If it’s the StringHashMap, so be it: iterate the keys() and free them, then deinit the HashMap.
If it’s something else, don’t do that. Have the something else do it instead.
Example: diffz has a line-diff mode, and how it works is fairly clever: it hashes every line in both files, and converts them to a list of unique characters (UTF-8 encoded). It then run the Myer’s diff on just the characters, and iterates the character diffs, retrieving the lines from the HashMap. Result: line-based diffs.
That hash map doesn’t own the slices, so it doesn’t free them. They’re just views into the source buffers. The final diffs have copies, although that isn’t strictly necessary, but it means you can free the file buffers once the diffing is done and nothing bad will happen.
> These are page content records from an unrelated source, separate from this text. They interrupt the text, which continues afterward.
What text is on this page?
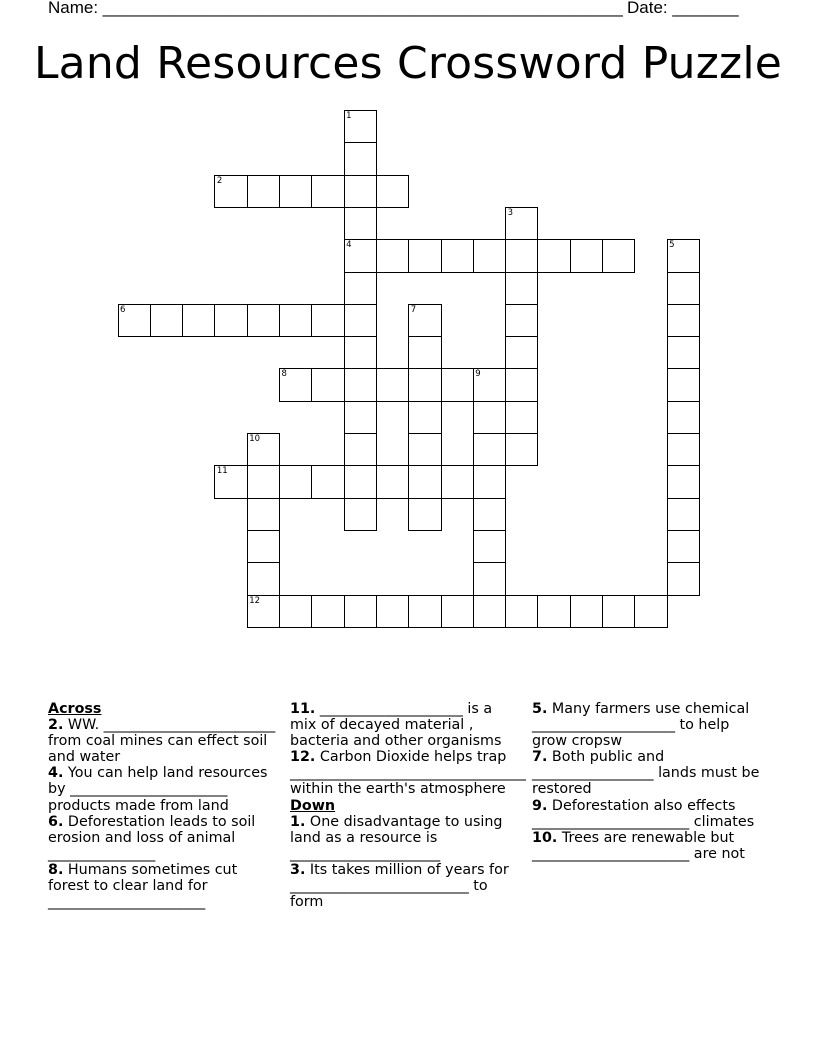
Name: _______________________________________________________ Date: _______
Land Resources Crossword Puzzle
1
2
3
4	5
6	7
8	9
10
11
12
Across
2. WW. ________________________ from coal mines can effect soil and water
4. You can help land resources by ______________________ products made from land
6. Deforestation leads to soil erosion and loss of animal _______________
8. Humans sometimes cut forest to clear land for ______________________
11. ____________________ is a mix of decayed material , bacteria and other organisms
12. Carbon Dioxide helps trap _________________________________ within the earth's atmosphere
Down
1. One disadvantage to using land as a resource is _____________________
3. Its takes million of years for _________________________ to form
5. Many farmers use chemical ____________________ to help grow cropsw
7. Both public and _________________ lands must be restored
9. Deforestation also effects ______________________ climates
10. Trees are renewable but ______________________ are not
FWIW, for my Advent of Code solutions in zig, I use an interned string table. This is basically:
An ArrayList that holds all strings (and they are dynamically allocated copies of the slices passed in); the position in this table becomes the string id.
A StringHashMap which maps from each string to its position in the array (its id).
With this in place, I can easily compare two strings by comparing their positions in the ArrayList. When the string table is being deinited, I release the memory used by each string.
Not for the first time… It is not a surprise that the solution space for these things quickly converges to one or two good ideas. Can’t claim any flashes of genius, but it is good to get confirmation that others have walked the same path. Cheers!
There also was this old (clever) implementation that was used within the WASM namespace for a while (that still could be used for other things):
The benefit of that variant is that it doesn’t need to use/store any slices internally, it just stores the start position of specific null terminated keys.
What @gonzo described is not a StringArrayHashmap, for the purposes of string interning, it is no different from using a StringHashMap, the only difference is how efficient it is to iterate through the stored keys/values due to how it stores that data.
@mnemnion is using the first pointer given to the hash map as the ID, this can be done with a StringHashMap as well. @gonzo is using an index into an ArrayList of copies of the keys as the ID. This offers the ability to use a smaller type for the ID.
They don’t specify if they are using an ArrayList(u8) or ArrayList([]const u8)
Both are interning strings, but they are different.